ちょっとぜいたくなカステラをご紹介しましょう。カステラの製造で決定的に重要なのは卵といわれますが、この商品は烏骨鶏の卵を使ったものです。
烏骨鶏は、中国では古くから薬膳料理や漢方薬の材料に使われてきましたが、ニワトリの中でも繁殖力が弱く、貴重な食材として王侯貴族のみに食されていました。その卵は1羽が年に40個程度しか生まないという貴重なもので、卵黄は、お箸でつまんでも崩れないほどしっかりとして味が濃く、アミノ酸やミネラル、DHA、EPAなどを豊富に含み、滋養にあふれているといわれます。金澤鳥鶏庵が自社農場の竹林で丹念に育てた烏骨鶏の卵で作ったこの「烏骨鶏かすていら」、じっくりと味わってみたいものです。なお、他にどら焼きやプリン、バームクーヘンなどの洋菓子も製造販売しているそうです。
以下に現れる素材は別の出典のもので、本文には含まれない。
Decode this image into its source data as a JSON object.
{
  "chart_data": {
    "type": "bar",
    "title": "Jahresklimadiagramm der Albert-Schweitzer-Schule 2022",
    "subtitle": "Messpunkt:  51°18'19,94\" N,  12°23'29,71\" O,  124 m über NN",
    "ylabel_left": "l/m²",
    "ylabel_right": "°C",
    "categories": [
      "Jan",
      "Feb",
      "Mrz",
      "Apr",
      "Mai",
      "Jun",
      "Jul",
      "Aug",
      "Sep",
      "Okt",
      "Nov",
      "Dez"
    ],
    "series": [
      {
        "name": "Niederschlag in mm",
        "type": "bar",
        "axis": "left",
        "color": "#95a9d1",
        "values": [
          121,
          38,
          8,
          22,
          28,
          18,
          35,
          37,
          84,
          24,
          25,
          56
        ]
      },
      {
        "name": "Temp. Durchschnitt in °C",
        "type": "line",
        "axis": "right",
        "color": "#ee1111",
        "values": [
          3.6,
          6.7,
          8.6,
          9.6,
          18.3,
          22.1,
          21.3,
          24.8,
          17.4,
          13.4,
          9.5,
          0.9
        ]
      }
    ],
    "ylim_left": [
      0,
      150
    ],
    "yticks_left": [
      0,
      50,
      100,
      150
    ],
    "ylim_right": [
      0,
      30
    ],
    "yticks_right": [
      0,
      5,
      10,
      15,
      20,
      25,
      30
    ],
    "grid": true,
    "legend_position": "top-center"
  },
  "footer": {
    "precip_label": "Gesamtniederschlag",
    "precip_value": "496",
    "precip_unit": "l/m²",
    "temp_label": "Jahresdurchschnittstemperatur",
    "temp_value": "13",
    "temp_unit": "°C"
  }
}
カステラは、室町時代後期に製法が伝えられ、日本で独自に発展したお菓子です。日本で発達した理由は、牛乳を使わずに作れるからだと思われます。英語のウィキペディアで「Castella」を見ると「ポピュラー・ジャパニーズ・スポンジ・ケーキ」と説明されています。
また「かすていら」という表記は、江戸時代、1712年頃の文献『和漢三才図会』に「加須底羅」とあり、当時はそう発音されたのでしょう。意味は「カスティーリャの食べ物」という説が有力。カスティーリャとは中世にイベリア半島のポルトガル以外、つまり現在でいうスペインの大部分を支配していた王国です。新大陸への冒険をしたコロンブスを送り出したのはカスティーリャ国王イザベルでした。